Später wieder sitzen im Zendo und das AUM tönen – auch ein täglicher Bestandteil der Morgenpraxis. Besonders fein in der Dämmerung “Brahma Muhurta” im Yoga genannt. Dabei tönt das A im Bauchraum, vom Wurzel- bis zum Nabelchakra. Das U im Brustraum vom Solar Plexus (Manipurachakra) bis zum Herzchakra (Anahata) und schliesslich das M vom Kehlchakra (Vishudda) bis zum Scheitelchakra (Sahasrara). Der Atem fließt mit dem Tönen ohne ihn anzuhalten – jeder im eigenen Tempo. Ein eigener kleiner Kosmos der dabei einander zugewandt entsteht.
Heute wieder erst ein Stück mit dem Bus (die Öffis sind ein Segen so gut und regelmäßig, wie sie fahren), dann zur Öfenspitze, ein paar Hindernisse am Tagesbeginn. Der Bus hält erst nach lautem “Stop”-Ruf, ein Auto fährt auf dem Wanderweg, aber dann geht alles, fließt alles hinauf zur Öfenspitze. Immer wieder kurze oder längere Pausen und diesmal Felder von Schwarzbeeren – so gut! Wir tauchen ein immer wieder in den Genuss!
Wir erreichen den Gipfel und ruhen aus umgeben von ganz viel herrlich blau blühendem Acotonicum napellus. Giftig zum einen und heilend zum anderen. Schauen in die Berge und lassen die (Gedanken-)Wolken ziehen.

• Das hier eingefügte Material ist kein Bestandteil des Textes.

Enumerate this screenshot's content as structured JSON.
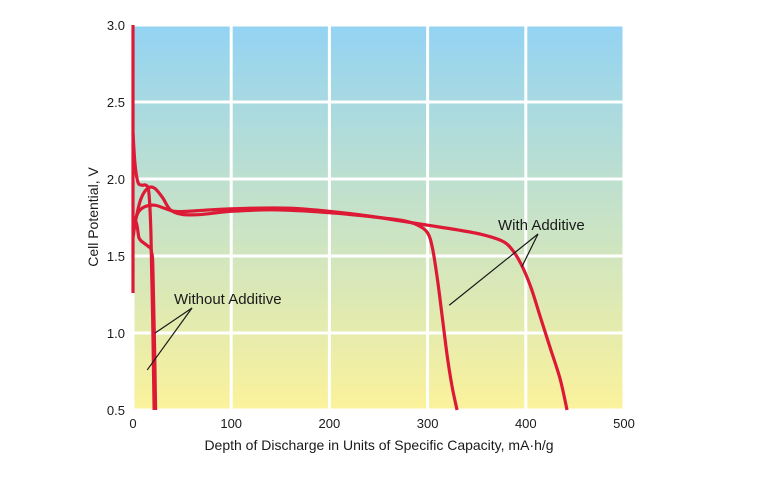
{
  "chart_data": {
    "type": "line",
    "xlabel": "Depth of Discharge in Units of Specific Capacity, mA·h/g",
    "ylabel": "Cell Potential, V",
    "xlim": [
      0,
      500
    ],
    "ylim": [
      0.5,
      3.0
    ],
    "x_ticks": [
      "0",
      "100",
      "200",
      "300",
      "400",
      "500"
    ],
    "y_ticks": [
      "0.5",
      "1.0",
      "1.5",
      "2.0",
      "2.5",
      "3.0"
    ],
    "grid": true,
    "background_gradient": {
      "top": "#93d3f3",
      "bottom": "#fbf29b"
    },
    "line_color": "#dc1a35",
    "annotations": [
      "Without Additive",
      "With Additive"
    ],
    "series": [
      {
        "name": "Without Additive (short)",
        "points": [
          [
            0,
            2.3
          ],
          [
            2,
            2.1
          ],
          [
            5,
            1.98
          ],
          [
            9,
            1.96
          ],
          [
            13,
            1.96
          ],
          [
            16,
            1.92
          ],
          [
            18,
            1.7
          ],
          [
            19,
            1.4
          ],
          [
            20,
            1.1
          ],
          [
            21,
            0.7
          ],
          [
            21.5,
            0.5
          ]
        ]
      },
      {
        "name": "Without Additive (long)",
        "points": [
          [
            0,
            1.75
          ],
          [
            2,
            1.74
          ],
          [
            4,
            1.7
          ],
          [
            5,
            1.66
          ],
          [
            6,
            1.62
          ],
          [
            8,
            1.6
          ],
          [
            12,
            1.58
          ],
          [
            16,
            1.56
          ],
          [
            18,
            1.55
          ],
          [
            19,
            1.52
          ],
          [
            20,
            1.47
          ],
          [
            21,
            1.2
          ],
          [
            22,
            0.9
          ],
          [
            23,
            0.5
          ]
        ]
      },
      {
        "name": "With Additive (first)",
        "points": [
          [
            0,
            1.62
          ],
          [
            3,
            1.74
          ],
          [
            8,
            1.87
          ],
          [
            15,
            1.94
          ],
          [
            22,
            1.94
          ],
          [
            30,
            1.88
          ],
          [
            38,
            1.8
          ],
          [
            50,
            1.77
          ],
          [
            70,
            1.77
          ],
          [
            100,
            1.79
          ],
          [
            140,
            1.8
          ],
          [
            180,
            1.79
          ],
          [
            220,
            1.77
          ],
          [
            250,
            1.75
          ],
          [
            275,
            1.73
          ],
          [
            290,
            1.7
          ],
          [
            300,
            1.65
          ],
          [
            305,
            1.55
          ],
          [
            310,
            1.35
          ],
          [
            315,
            1.1
          ],
          [
            320,
            0.85
          ],
          [
            325,
            0.65
          ],
          [
            330,
            0.5
          ]
        ]
      },
      {
        "name": "With Additive (second)",
        "points": [
          [
            0,
            1.68
          ],
          [
            5,
            1.78
          ],
          [
            12,
            1.82
          ],
          [
            22,
            1.83
          ],
          [
            32,
            1.81
          ],
          [
            42,
            1.79
          ],
          [
            55,
            1.79
          ],
          [
            80,
            1.8
          ],
          [
            120,
            1.81
          ],
          [
            160,
            1.81
          ],
          [
            200,
            1.79
          ],
          [
            240,
            1.76
          ],
          [
            270,
            1.73
          ],
          [
            300,
            1.7
          ],
          [
            330,
            1.67
          ],
          [
            355,
            1.64
          ],
          [
            375,
            1.6
          ],
          [
            385,
            1.55
          ],
          [
            395,
            1.45
          ],
          [
            405,
            1.3
          ],
          [
            415,
            1.1
          ],
          [
            425,
            0.9
          ],
          [
            435,
            0.7
          ],
          [
            442,
            0.5
          ]
        ]
      },
      {
        "name": "Initial voltage spike",
        "points": [
          [
            0,
            3.0
          ],
          [
            0,
            1.26
          ]
        ]
      }
    ]
  }
}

Statistik: 14,66 km • 22548 Schritte • 465 Höhenmeter • 3:01h reine Gehzeit
Tag 4 – Durch das Ebnertal zu den Luggauer Böden
Glocke, welche Glocke nichts gehört – der Wecker tat seine Pflicht und rettete mich vor dem Zu-spät-kommen. Gefühlt kam nie jemand zu spät. Gezählt hab ich nie. Und wieder gehen.
Die frohe Botschaft für mich am Morgen: wir gehen ins Ebner Tal hinein, bis da können alle mit und dann hinauf den Wasserfallweg zu den Luggauer Böden. Ich sah eine Chance auf einen halben Tag Pause zum Kräfte sammeln für den letzten Tag. Der Talweg war fein und zog sich sich entsprechend lang, die Stelle des Ausstieges kam irgendwie nie und meine Nachfrage (das einzige mal das ich unterwegs gefragt habe – es war mir ein Anliegen) ergab, dass das für die Teilnehmer gilt, die nicht mehr können. Also übersetzt: nicht für mich – ich schaff das – klar. Ich schaffte das auch – und es war gut diesen Widerstand überwunden zu haben. Der Weg war steil und bot parallel phantastische Ausblicke und Einblicke. Dennoch es war der Tag des Widerstandes meines Geistes, alles wollte was anderes, permanent und erst am Abend zurückgekommen sitzend, wurde es ruhig, Atemzug um Atemzug – Schritt um Schritt.
Reflektion über Konditionierungen, Erwartungen, Ansprüche und das im Zauber der Berge, dann wieder Loslassen und weiter ruhig Atmen.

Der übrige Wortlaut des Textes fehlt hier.